The reason for its popularity among poverty-stricken fishermen: money. Michael Fabinyi, a researcher with Australia’s James Cook University who studied the live reef fish trade in Palawan province for several years, cites the case of leopard coral grouper.
“From approximately 50 cents per kilo in the late ’80s when the trade began,” he explained, “the price of leopard coral grouper has risen gradually and consistently. In 2011, a good-sized leopard coral grouper in good condition fetches a price of between 700 pesos and 1,000 pesos per kilo for fishermen.”
“The total retail value of the live reef food fish was around $350 million per year from 1997 to 2001,” notes Andrew Bruckner, an American coral reef ecologist who works closely with government and nongovernment groups in the United States. “By 2002, it increased to about $486 million for Hong Kong and $810 million for the entire trade. Individual fish can sell for up to $180 per kilogram, depending on species, taste, texture, availability and time of year.”
It may be easier to catch reef fishes using cyanide but it has a price. “Cyanide is a deadly poison not only to people and fish, but also to other marine animals like corals,” says Dr. Rafael D. Guerrero, a national scientist who used to head the Philippine Council for Aquatic and Marine Research and Development.
Corals are fragile creatures that host microscopic organisms on which larger creatures feed and provide shelter for a variety of marine life like fish, lobsters, octopi, eels, and turtles.
To catch elusive fish hiding in coral reefs, fishermen use cyanide, which is illegal. A study commissioned by the Bureau of Fisheries and Aquatic Resources in 1982 established that two applications of cyanide on coral reefs four months apart caused high coral polyp mortality. “Unlike blast fishing, which reduces corals into rubble,” deplores marine scientist Vaughan R. Pratt, “cyanide keeps coral structures intact, but dead.”

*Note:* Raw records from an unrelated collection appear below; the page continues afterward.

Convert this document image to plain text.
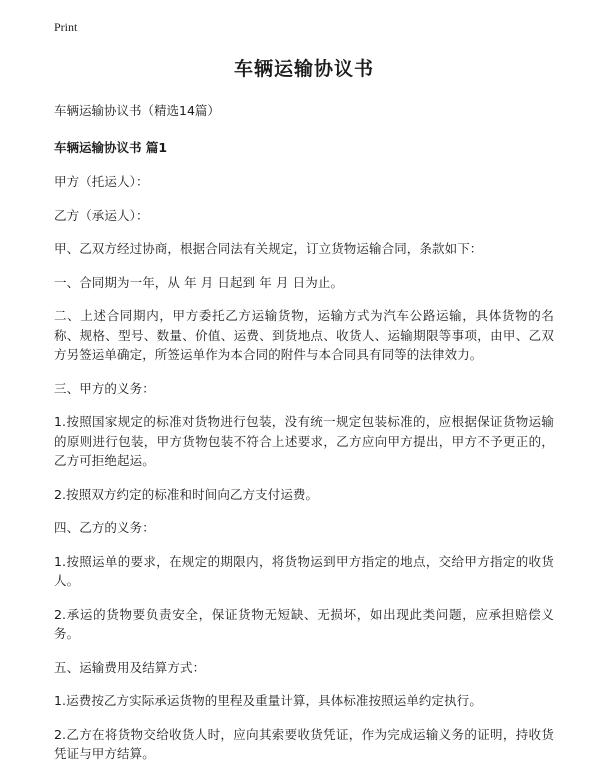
Print
车辆运输协议书
车辆运输协议书（精选14篇）
车辆运输协议书 篇1

甲方（托运人）：

乙方（承运人）：

甲、乙双方经过协商，根据合同法有关规定，订立货物运输合同，条款如下：

一、合同期为一年，从 年 月 日起到 年 月 日为止。

二、上述合同期内，甲方委托乙方运输货物，运输方式为汽车公路运输，具体货物的名称、规格、型号、数量、价值、运费、到货地点、收货人、运输期限等事项，由甲、乙双方另签运单确定，所签运单作为本合同的附件与本合同具有同等的法律效力。

三、甲方的义务：

1.按照国家规定的标准对货物进行包装，没有统一规定包装标准的，应根据保证货物运输的原则进行包装，甲方货物包装不符合上述要求，乙方应向甲方提出，甲方不予更正的，乙方可拒绝起运。

2.按照双方约定的标准和时间向乙方支付运费。

四、乙方的义务：

1.按照运单的要求，在规定的期限内，将货物运到甲方指定的地点，交给甲方指定的收货人。

2.承运的货物要负责安全，保证货物无短缺、无损坏，如出现此类问题，应承担赔偿义务。

五、运输费用及结算方式：

1.运费按乙方实际承运货物的里程及重量计算，具体标准按照运单约定执行。

2.乙方在将货物交给收货人时，应向其索要收货凭证，作为完成运输义务的证明，持收货凭证与甲方结算。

The Philippines has around 26,000 square kilometers of coral reef area, the second largest in Southeast Asia. Some 500 species of stony corals are known to occur, 12 of which are considered endemic.
Today, poor coral cover is found in 40 percent of the country’s reefs, while areas with excellent cover have steadily declined to less than 5 percent from 2000 to 2004. “Despite considerable improvements in coral reef management, the country’s coral reefs remain under threat,” said Dr. Theresa Mundita S. Lim, the director of the Protected Areas and Wildlife Bureau.

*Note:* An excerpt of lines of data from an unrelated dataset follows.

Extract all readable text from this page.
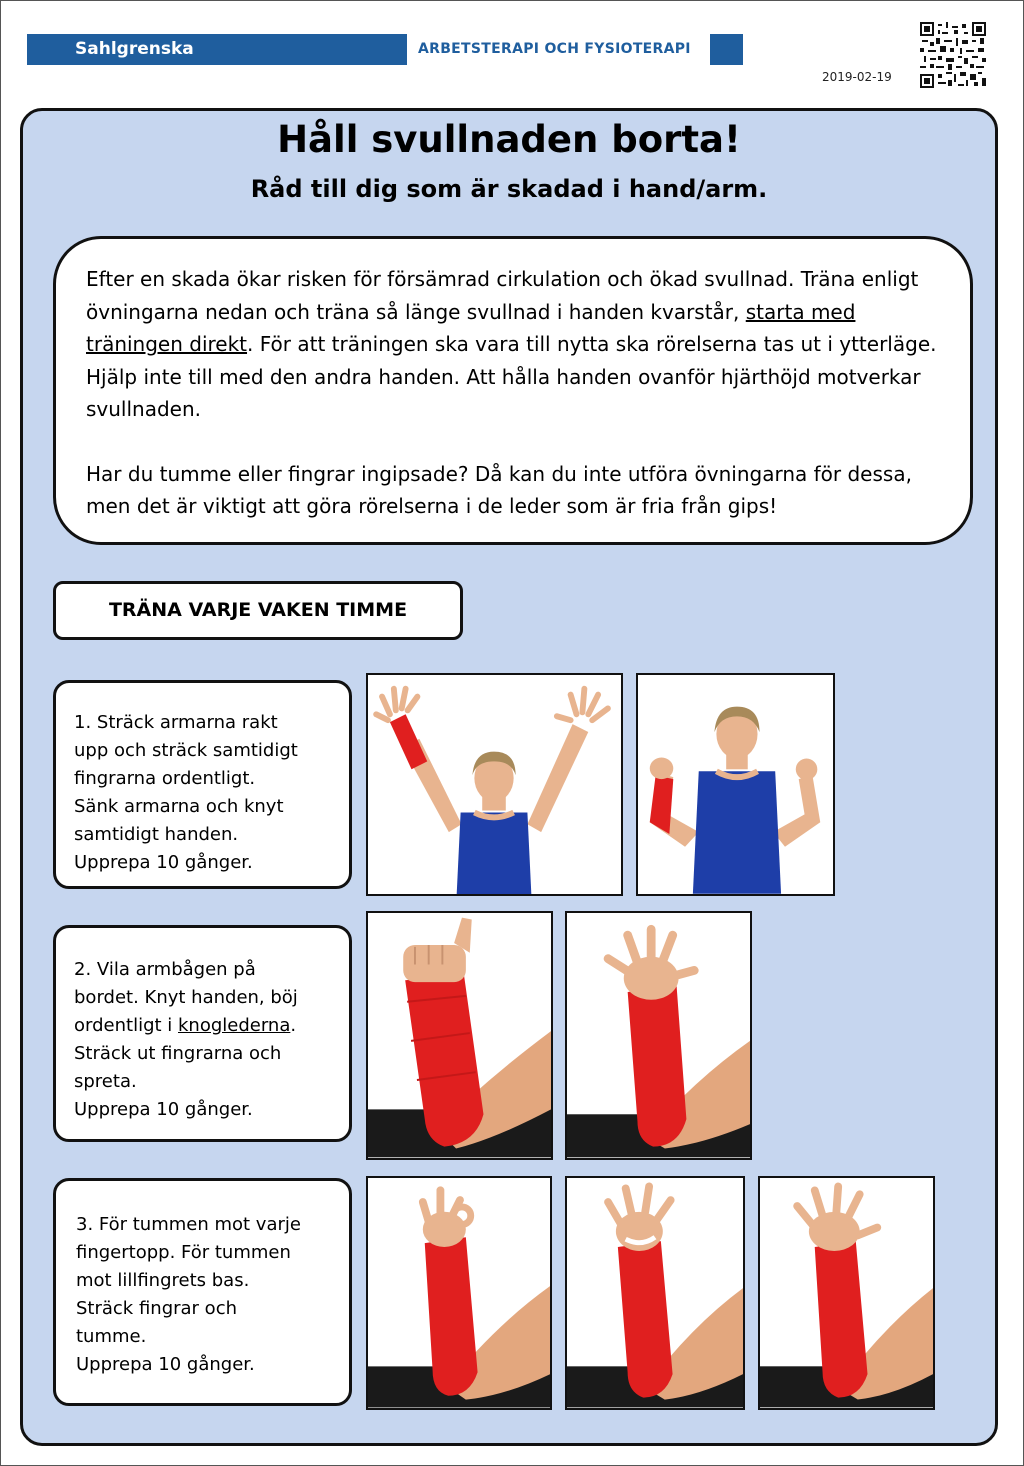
Sahlgrenska Universitetssjukhuset
ARBETSTERAPI OCH FYSIOTERAPI
2019-02-19
Håll svullnaden borta!
Råd till dig som är skadad i hand/arm.

Efter en skada ökar risken för försämrad cirkulation och ökad svullnad. Träna enligt övningarna nedan och träna så länge svullnad i handen kvarstår, starta med träningen direkt. För att träningen ska vara till nytta ska rörelserna tas ut i ytterläge. Hjälp inte till med den andra handen. Att hålla handen ovanför hjärthöjd motverkar svullnaden.

Har du tumme eller fingrar ingipsade? Då kan du inte utföra övningarna för dessa, men det är viktigt att göra rörelserna i de leder som är fria från gips!

TRÄNA VARJE VAKEN TIMME

1. Sträck armarna rakt

upp och sträck samtidigt

fingrarna ordentligt.

Sänk armarna och knyt

samtidigt handen.

Upprepa 10 gånger.

2. Vila armbågen på

bordet. Knyt handen, böj

ordentligt i knoglederna.

Sträck ut fingrarna och

spreta.

Upprepa 10 gånger.

3. För tummen mot varje

fingertopp. För tummen

mot lillfingrets bas.

Sträck fingrar och

tumme.

Upprepa 10 gånger.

Fifty percent of the fish exposed to sodium cyanide die in the reef. The ones caught and later recover are transferred to clean water, but they are doomed to die within weeks or months because of the damage caused by the poison to their internal organs.
Researchers estimate that more than a million kilograms of cyanide have been squirted onto Philippine reefs alone over the last half century.
“(Cyanide fishing) is illegal, so people should just stop doing it,” says Dr. Arnel “AA” Yaptinchay, director of the Marine Wildlife Watch of the Philippines. “There may be short term gains now but we have to really think the serious repercussions for the future generation. Remember this: no reef, no fish.”
Some believe that banning the export of live reef fish is one possible solution to the problem. Davao City Councilor Leonardo Avila III thinks otherwise. “As long as there are Chinese/Filipino restaurants willing to buy at a good price for live fish, and customers willing to pay for it, there will always be cyanide fishing,” he says.